According to al-Omari, the Biden administration's outspoken optimism about the prospects of a cease-fire deal at this pivotal moment is—at least in part—a play to encourage Netanyahu to embrace diplomacy.
"What they're trying to do is to indirectly apply pressure on Bibi by saying that this is the moment to go for it. It becomes harder for Bibi to say, 'You know what? I'm not going to do anything,'" he said. "So this is the administration's way, in addition to what's happening behind closed doors, to publicly create a narrative that puts pressure on Netanyahu."
But still, Alterman argues that Sinwar's demise gives Netanyahu a level of political armor.
"In the immediate term, Sinwar's death is a massive victory for Netanyahu. It is a huge 'I told you so' to people who were arguing he should have taken a hostage and cease-fire deal with Sinwar over the summer," he said. "He has been politically resurrected, and Sinwar's killing will now be held up as his greatest triumph."
Iran's web of proxies
The death of the Hamas leader comes as Israel is preparing to launch a counterattack against the group's main sponsor, Iran, and as it is intensifying its campaign in Lebanon against another of its powerful proxies, Hezbollah.
Jonathan Panikoff, the director of the Atlantic Council's Scowcroft Middle East Security Initiative and a former U.S. deputy national intelligence officer for the Near East, says that while Sinwar's death might present a chance "to close one of the most painful chapters in Israel's recent history," it will do little to resolve the country's other regional conflicts.

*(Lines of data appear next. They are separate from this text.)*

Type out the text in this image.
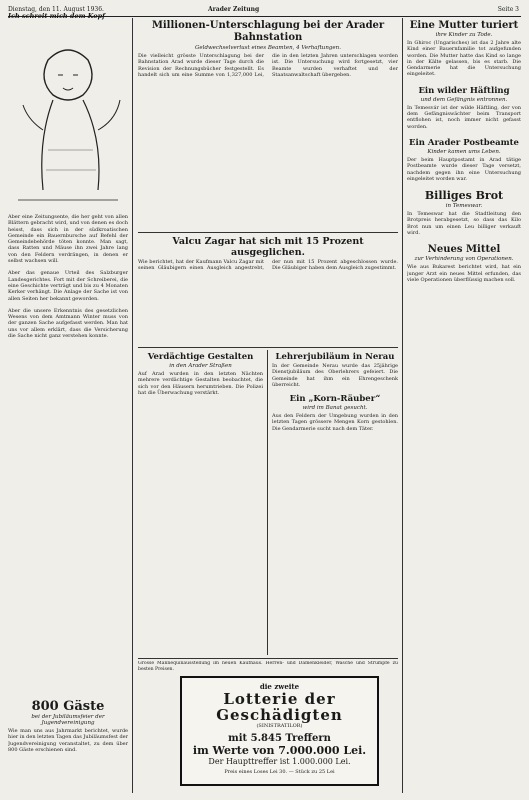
Dienstag, den 11. August 1936.	Arader Zeitung	Seite 3
Ich schreit mich dem Kopf
Aber eine Zeitungsente, die her geht von allen Blättern gebracht wird, und von denen es doch heisst, dass sich in der südkroatischen Gemeinde ein Bauernbursche auf Befehl der Gemeindebehörde töten konnte. Man sagt, dass Ratten und Mäuse ihn zwei Jahre lang von den Feldern verdrängen, in denen er selbst wachsen will.
Aber das genaue Urteil des Salzburger Landesgerichtes. Fort mit der Schreiberei, die eine Geschichte verträgt und bis zu 4 Monaten Kerker verhängt. Die Anlage der Sache ist von allen Seiten her bekannt geworden.
Aber die unsere Erkenntnis des gesetzlichen Wesens von dem Amtmann Winter muss von der ganzen Sache aufgefasst werden. Man hat uns vor allem erklärt, dass die Versicherung die Sache nicht ganz verstehen konnte.
800 Gäste
bei der Jubiläumsfeier der Jugendvereinigung
Wie man uns aus Jahrmarkt berichtet, wurde hier in den letzten Tagen das Jubiläumsfest der Jugendvereinigung veranstaltet, zu dem über 800 Gäste erschienen sind.
Millionen-Unterschlagung bei der Arader Bahnstation
Geldwechselverlust eines Beamten, 4 Verhaftungen.
Die vielleicht grösste Unterschlagung bei der Bahnstation Arad wurde dieser Tage durch die Revision der Rechnungsbücher festgestellt. Es handelt sich um eine Summe von 1,327,000 Lei, die in den letzten Jahren unterschlagen worden ist. Die Untersuchung wird fortgesetzt, vier Beamte wurden verhaftet und der Staatsanwaltschaft übergeben.
Valcu Zagar hat sich mit 15 Prozent ausgeglichen.
Wie berichtet, hat der Kaufmann Valcu Zagar mit seinen Gläubigern einen Ausgleich angestrebt, der nun mit 15 Prozent abgeschlossen wurde. Die Gläubiger haben dem Ausgleich zugestimmt.
Verdächtige Gestalten
in den Arader Straßen
Auf Arad wurden in den letzten Nächten mehrere verdächtige Gestalten beobachtet, die sich vor den Häusern herumtrieben. Die Polizei hat die Überwachung verstärkt.
Lehrerjubiläum in Nerau
In der Gemeinde Nerau wurde das 25jährige Dienstjubiläum des Oberlehrers gefeiert. Die Gemeinde hat ihm ein Ehrengeschenk überreicht.
Ein „Korn-Räuber“
wird im Banat gesucht.
Aus den Feldern der Umgebung wurden in den letzten Tagen grössere Mengen Korn gestohlen. Die Gendarmerie sucht nach dem Täter.
Grosse Mannequinausstellung im neuen Kaufhaus. Herren- und Damenkleider, Wäsche und Strümpfe zu besten Preisen.
die zweite
Lotterie der Geschädigten
(SINISTRATILOR)
mit 5.845 Treffern
im Werte von 7.000.000 Lei.
Der Haupttreffer ist 1.000.000 Lei.
Preis eines Loses Lei 30. — Stück zu 25 Lei
Eine Mutter turiert
ihre Kinder zu Tode.
In Ghiroc (Ungarisches) ist das 2 Jahre alte Kind einer Bauernfamilie tot aufgefunden worden. Die Mutter hatte das Kind so lange in der Kälte gelassen, bis es starb. Die Gendarmerie hat die Untersuchung eingeleitet.
Ein wilder Häftling
und dem Gefängnis entronnen.
In Temesvár ist der wilde Häftling, der von dem Gefängniswächter beim Transport entflohen ist, noch immer nicht gefasst worden.
Ein Arader Postbeamte
Kinder kamen ums Leben.
Der beim Hauptpostamt in Arad tätige Postbeamte wurde dieser Tage versetzt, nachdem gegen ihn eine Untersuchung eingeleitet worden war.
Billiges Brot
in Temeswar.
In Temeswar hat die Stadtleitung den Brotpreis herabgesetzt, so dass das Kilo Brot nun um einen Leu billiger verkauft wird.
Neues Mittel
zur Verhinderung von Operationen.
Wie aus Bukarest berichtet wird, hat ein junger Arzt ein neues Mittel erfunden, das viele Operationen überflüssig machen soll.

"Israel's operations in Lebanon have already begun and are not likely to stop, no matter the result in Gaza," he said, adding that the Israel Defense Forces will want to charge ahead with its mission of "eliminating Hezbollah's cache of its most lethal weapons, such as ballistic and cruise missiles."
Panikoff also argues that Israel is likely still just as determined to hit back at Iran with a military strike the Biden administration says that—while justified—may prompt further escalation.
"Sinwar's death almost certainly won't prompt Israel to reverse course and decline to strike Iran in retaliation for its ballistic missile attack on Oct. 1, even if it comes as new negotiations are underway for a deal in Gaza. The necessity to ensure deterrence is reestablished has never been of greater importance to Israel," he said.